Our favourite thorpe moments

The man in the big black suit is no more, with Ian Thorpe having hung up his goggles and called time on his illustrious career. There’s no doubt that he has been a swimming great since bursting on to the scene as a 15 year old at the Perth World Championships in 1998, setting countless world records and claming 5 Olympic Gold medals. Along the way there have been countless highs and impressive performances, but the four below are our favourites.


Olympic 400m freestyle relay final, Sydney 2000

It is so much the stuff of legends that it needs virtually no explanation. The sheer drama of the moment lives on as, with the expectations of a nation on his shoulders, Thorpe overhauled Gary Hall Jr in the closing metres of the relay final to hand the US their first ever defeat in the event.

Commonwealth Games 400m freestyle final, Manchester, 2002

There would be no world records in Manchester, predicted Australian National Performance Director Greg Hodge. The pool was not set up for fast swimming, he said. Well, Thorpe didn’t listen, duly beating his own 400m mark on the opening night of competition and only narrowly failing to take the record under 3:40. It’s a record that still stands and is indicative of his dominance in the event; no one else has swum under 3:42.5.

Olympic 400m freestyle final, Athens 2004

It may not have been the classic race hat would have been the fitting final international appearance for the man, but the emotion was all too real as Thorpe successfully defended his Olympic title, despite the close attentions of runner up Hackett. That he even got the chance to swim remains the debt he owes team-mate Craig Stevens who opted out of the event, with Thorpe disqualified in the trials, to let him swim.

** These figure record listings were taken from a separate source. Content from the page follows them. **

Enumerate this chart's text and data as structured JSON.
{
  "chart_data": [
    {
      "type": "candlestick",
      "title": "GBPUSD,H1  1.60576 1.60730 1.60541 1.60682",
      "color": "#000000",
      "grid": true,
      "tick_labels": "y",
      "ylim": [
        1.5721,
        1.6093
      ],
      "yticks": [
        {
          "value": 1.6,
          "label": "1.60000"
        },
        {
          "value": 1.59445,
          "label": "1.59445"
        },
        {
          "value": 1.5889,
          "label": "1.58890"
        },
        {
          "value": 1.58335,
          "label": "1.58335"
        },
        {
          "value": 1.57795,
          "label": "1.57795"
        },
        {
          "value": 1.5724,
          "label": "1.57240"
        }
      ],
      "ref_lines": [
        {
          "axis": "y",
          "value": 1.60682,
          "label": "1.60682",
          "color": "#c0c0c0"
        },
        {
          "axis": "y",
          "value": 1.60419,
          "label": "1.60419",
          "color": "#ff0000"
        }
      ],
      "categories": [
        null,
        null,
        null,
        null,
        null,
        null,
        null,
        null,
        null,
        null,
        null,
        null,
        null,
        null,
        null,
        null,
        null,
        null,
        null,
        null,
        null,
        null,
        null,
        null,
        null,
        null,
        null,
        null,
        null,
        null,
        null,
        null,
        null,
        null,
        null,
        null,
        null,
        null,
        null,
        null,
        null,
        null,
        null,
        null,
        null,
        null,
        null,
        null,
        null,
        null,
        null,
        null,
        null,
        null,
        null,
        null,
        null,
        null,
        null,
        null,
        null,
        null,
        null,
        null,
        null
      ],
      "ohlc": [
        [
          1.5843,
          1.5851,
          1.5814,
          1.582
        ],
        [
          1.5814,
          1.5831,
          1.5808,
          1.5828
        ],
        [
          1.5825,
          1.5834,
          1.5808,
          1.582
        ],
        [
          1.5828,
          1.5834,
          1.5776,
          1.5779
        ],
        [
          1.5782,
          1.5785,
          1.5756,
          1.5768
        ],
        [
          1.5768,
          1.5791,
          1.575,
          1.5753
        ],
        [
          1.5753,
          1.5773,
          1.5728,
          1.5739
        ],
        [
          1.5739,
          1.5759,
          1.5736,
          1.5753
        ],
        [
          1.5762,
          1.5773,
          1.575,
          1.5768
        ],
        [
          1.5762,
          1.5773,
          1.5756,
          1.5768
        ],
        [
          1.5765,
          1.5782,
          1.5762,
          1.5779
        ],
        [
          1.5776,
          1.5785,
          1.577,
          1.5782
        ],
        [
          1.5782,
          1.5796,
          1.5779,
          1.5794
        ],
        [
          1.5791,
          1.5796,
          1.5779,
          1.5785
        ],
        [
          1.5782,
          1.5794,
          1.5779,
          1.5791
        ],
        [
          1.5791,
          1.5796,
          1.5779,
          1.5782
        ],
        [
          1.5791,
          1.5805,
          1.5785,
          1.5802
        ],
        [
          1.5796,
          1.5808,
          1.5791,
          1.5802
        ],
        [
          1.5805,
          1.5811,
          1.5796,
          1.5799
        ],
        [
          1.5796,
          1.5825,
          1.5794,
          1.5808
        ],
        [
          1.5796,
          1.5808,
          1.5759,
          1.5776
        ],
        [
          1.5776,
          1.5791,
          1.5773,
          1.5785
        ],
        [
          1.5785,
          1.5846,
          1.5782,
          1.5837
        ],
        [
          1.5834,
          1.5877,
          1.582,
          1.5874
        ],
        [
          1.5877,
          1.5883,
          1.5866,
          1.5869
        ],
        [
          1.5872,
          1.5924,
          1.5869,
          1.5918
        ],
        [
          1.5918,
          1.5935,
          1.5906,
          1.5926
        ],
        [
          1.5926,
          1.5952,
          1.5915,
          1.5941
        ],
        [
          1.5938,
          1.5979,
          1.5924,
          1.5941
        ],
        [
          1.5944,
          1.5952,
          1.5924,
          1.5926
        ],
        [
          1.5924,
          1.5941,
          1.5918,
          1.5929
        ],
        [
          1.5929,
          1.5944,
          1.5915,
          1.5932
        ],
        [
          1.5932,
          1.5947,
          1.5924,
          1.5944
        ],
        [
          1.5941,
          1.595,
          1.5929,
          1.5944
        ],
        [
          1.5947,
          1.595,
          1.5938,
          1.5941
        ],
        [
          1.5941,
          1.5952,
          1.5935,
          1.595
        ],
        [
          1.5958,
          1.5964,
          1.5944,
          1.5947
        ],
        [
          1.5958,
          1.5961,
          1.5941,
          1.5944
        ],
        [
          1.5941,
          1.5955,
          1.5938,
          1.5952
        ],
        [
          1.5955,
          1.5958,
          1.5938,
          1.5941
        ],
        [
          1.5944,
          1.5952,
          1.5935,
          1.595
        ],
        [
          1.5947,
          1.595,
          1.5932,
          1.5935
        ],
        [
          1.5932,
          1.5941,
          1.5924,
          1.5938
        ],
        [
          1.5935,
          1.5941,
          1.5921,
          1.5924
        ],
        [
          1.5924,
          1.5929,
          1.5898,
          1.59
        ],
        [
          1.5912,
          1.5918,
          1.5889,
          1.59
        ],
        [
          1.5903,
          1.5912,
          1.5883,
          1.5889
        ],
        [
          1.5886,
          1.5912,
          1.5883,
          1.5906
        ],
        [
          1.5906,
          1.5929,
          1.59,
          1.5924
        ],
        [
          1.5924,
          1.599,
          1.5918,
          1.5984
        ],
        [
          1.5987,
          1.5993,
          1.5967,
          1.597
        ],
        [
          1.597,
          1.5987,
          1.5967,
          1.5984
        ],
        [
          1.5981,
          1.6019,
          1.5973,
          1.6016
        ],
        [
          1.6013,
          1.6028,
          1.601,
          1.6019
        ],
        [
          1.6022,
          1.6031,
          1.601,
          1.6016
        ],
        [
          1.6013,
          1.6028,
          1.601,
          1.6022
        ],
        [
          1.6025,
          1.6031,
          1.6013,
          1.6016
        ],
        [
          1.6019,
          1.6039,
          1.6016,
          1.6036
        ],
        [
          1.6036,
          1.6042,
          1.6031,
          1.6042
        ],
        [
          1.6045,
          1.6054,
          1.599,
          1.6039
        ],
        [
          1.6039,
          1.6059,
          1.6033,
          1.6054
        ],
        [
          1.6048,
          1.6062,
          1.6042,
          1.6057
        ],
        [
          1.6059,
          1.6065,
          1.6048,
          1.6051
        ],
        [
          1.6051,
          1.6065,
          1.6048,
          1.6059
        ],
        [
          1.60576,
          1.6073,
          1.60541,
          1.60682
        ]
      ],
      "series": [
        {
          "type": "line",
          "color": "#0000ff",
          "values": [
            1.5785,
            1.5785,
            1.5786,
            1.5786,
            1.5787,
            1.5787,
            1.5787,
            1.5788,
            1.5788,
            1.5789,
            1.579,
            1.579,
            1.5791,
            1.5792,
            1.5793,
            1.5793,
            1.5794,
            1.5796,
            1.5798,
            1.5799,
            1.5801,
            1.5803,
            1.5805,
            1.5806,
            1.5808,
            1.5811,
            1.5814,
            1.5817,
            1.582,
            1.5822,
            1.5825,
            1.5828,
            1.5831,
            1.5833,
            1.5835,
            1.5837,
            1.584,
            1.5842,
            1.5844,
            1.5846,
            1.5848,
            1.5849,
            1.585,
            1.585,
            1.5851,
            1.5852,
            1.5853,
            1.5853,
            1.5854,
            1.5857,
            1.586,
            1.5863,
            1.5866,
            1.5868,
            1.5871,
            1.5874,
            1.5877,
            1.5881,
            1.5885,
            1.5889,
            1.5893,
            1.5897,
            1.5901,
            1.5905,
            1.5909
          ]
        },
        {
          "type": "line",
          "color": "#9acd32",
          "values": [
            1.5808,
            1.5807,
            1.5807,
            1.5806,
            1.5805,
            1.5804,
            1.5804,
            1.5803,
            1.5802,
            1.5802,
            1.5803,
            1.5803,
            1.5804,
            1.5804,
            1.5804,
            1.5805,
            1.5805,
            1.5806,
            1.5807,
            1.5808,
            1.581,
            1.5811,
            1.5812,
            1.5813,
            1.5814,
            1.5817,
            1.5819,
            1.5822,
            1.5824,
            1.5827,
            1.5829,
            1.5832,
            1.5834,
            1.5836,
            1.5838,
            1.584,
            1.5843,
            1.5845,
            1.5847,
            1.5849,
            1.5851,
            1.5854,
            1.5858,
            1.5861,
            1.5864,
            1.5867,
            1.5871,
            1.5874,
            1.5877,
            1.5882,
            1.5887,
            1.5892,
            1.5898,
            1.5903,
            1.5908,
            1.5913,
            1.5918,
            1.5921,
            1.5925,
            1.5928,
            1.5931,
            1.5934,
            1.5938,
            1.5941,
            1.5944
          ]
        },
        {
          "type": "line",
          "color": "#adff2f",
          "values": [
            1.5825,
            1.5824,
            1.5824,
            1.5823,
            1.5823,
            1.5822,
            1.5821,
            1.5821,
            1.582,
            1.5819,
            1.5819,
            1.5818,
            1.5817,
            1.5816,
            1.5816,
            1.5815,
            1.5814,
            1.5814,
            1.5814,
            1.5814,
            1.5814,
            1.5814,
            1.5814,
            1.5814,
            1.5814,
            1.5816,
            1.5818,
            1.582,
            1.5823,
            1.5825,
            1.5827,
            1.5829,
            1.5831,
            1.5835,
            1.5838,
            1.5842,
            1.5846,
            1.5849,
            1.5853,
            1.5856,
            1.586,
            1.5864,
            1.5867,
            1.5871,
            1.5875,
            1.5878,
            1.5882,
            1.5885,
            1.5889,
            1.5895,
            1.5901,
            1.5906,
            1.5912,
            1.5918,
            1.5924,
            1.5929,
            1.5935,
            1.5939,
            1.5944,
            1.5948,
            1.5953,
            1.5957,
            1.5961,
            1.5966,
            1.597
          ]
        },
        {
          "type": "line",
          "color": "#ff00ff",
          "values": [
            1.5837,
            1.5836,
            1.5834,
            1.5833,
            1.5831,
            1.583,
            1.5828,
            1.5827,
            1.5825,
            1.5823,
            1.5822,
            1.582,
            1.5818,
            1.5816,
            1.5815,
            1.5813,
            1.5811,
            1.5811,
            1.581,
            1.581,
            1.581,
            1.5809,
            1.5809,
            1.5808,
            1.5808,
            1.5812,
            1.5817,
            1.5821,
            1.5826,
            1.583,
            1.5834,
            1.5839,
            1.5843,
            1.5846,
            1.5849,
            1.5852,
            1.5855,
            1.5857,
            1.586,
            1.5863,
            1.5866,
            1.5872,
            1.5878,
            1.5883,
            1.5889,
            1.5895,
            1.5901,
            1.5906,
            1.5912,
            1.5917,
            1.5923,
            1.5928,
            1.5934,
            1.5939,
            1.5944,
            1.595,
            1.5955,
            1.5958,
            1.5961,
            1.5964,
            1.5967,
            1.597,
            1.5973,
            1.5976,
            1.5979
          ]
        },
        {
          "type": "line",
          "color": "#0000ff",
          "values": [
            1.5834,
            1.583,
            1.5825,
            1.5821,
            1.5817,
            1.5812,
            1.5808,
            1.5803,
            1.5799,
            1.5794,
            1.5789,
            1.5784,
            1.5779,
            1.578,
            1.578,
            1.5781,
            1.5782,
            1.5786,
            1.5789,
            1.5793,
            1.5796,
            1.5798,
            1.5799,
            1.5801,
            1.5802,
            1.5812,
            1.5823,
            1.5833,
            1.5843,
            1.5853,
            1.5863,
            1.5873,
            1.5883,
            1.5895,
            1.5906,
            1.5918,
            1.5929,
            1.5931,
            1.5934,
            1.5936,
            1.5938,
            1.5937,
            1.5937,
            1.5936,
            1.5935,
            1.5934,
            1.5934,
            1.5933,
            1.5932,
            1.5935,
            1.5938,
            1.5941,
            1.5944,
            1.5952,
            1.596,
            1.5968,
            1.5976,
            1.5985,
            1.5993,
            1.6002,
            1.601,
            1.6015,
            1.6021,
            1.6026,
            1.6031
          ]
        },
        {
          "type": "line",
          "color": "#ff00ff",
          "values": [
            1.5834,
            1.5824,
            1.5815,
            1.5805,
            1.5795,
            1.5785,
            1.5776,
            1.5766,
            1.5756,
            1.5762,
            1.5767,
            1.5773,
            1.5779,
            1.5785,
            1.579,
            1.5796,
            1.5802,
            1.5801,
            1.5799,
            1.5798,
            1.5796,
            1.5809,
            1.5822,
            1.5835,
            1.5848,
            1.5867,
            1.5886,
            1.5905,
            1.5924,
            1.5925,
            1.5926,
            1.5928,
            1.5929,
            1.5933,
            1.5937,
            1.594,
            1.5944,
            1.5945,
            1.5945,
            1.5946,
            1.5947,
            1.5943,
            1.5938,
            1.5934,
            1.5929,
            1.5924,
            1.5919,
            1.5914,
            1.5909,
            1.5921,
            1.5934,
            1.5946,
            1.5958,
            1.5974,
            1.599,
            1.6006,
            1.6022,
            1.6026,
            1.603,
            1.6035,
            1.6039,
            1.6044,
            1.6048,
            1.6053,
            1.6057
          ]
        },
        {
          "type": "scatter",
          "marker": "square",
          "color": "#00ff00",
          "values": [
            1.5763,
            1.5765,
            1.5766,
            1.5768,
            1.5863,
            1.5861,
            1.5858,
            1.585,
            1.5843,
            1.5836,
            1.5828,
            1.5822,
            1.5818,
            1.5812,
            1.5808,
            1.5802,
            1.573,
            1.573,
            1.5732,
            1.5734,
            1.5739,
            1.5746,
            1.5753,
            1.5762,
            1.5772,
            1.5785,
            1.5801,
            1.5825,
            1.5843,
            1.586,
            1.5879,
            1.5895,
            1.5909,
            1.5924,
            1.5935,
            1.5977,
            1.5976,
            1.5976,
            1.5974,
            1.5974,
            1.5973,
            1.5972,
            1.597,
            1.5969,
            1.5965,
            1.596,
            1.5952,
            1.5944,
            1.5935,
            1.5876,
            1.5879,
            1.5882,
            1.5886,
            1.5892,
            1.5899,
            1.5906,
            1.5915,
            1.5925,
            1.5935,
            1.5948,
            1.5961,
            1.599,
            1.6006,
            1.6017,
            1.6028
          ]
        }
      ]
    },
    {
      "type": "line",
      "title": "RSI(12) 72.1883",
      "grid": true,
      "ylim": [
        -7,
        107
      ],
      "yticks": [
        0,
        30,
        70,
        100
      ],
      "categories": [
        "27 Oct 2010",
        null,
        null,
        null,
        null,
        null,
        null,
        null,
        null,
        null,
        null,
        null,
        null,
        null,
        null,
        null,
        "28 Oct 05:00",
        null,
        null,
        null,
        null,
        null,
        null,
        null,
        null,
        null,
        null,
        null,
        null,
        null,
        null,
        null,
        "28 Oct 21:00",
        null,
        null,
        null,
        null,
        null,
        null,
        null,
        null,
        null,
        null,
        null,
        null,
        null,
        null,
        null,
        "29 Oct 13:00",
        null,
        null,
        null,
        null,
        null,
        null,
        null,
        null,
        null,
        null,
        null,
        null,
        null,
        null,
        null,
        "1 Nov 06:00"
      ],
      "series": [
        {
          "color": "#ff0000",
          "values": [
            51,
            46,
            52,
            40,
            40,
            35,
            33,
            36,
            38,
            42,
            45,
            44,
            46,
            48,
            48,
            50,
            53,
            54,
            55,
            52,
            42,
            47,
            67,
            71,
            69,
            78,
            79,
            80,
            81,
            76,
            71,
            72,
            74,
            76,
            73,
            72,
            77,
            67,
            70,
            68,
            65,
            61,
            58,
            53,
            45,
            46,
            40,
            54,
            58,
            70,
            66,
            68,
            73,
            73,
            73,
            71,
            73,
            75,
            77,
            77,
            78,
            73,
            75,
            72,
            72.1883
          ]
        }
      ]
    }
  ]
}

World Championship 800m final, Fukuoka 2001

Fukuoka saw Thorpe at the height of his powers as he claimed a record six gold medals. The most impressive of that sextet was surely the 800m freestyle as for 16 laps he went stroke for stroke with that other Australian superstar Grant Hackett. The pair pushed each other all the way to the 700m turn and were both well under world record pace, when Thorpe applied the coup de grace. Going to his legs and applying the afterburners, Thorpe split an incredible 53.23 for the final 100m, leaving Hackett floundering in his wake. The magnitude of that change of pace is most clearly illustrated by Hackett’s swim to finally reclaim the record in 2005. The Queenslander had to get himself 3.82 seconds under Thorpe’s 700m split to break the record by just 0.51s.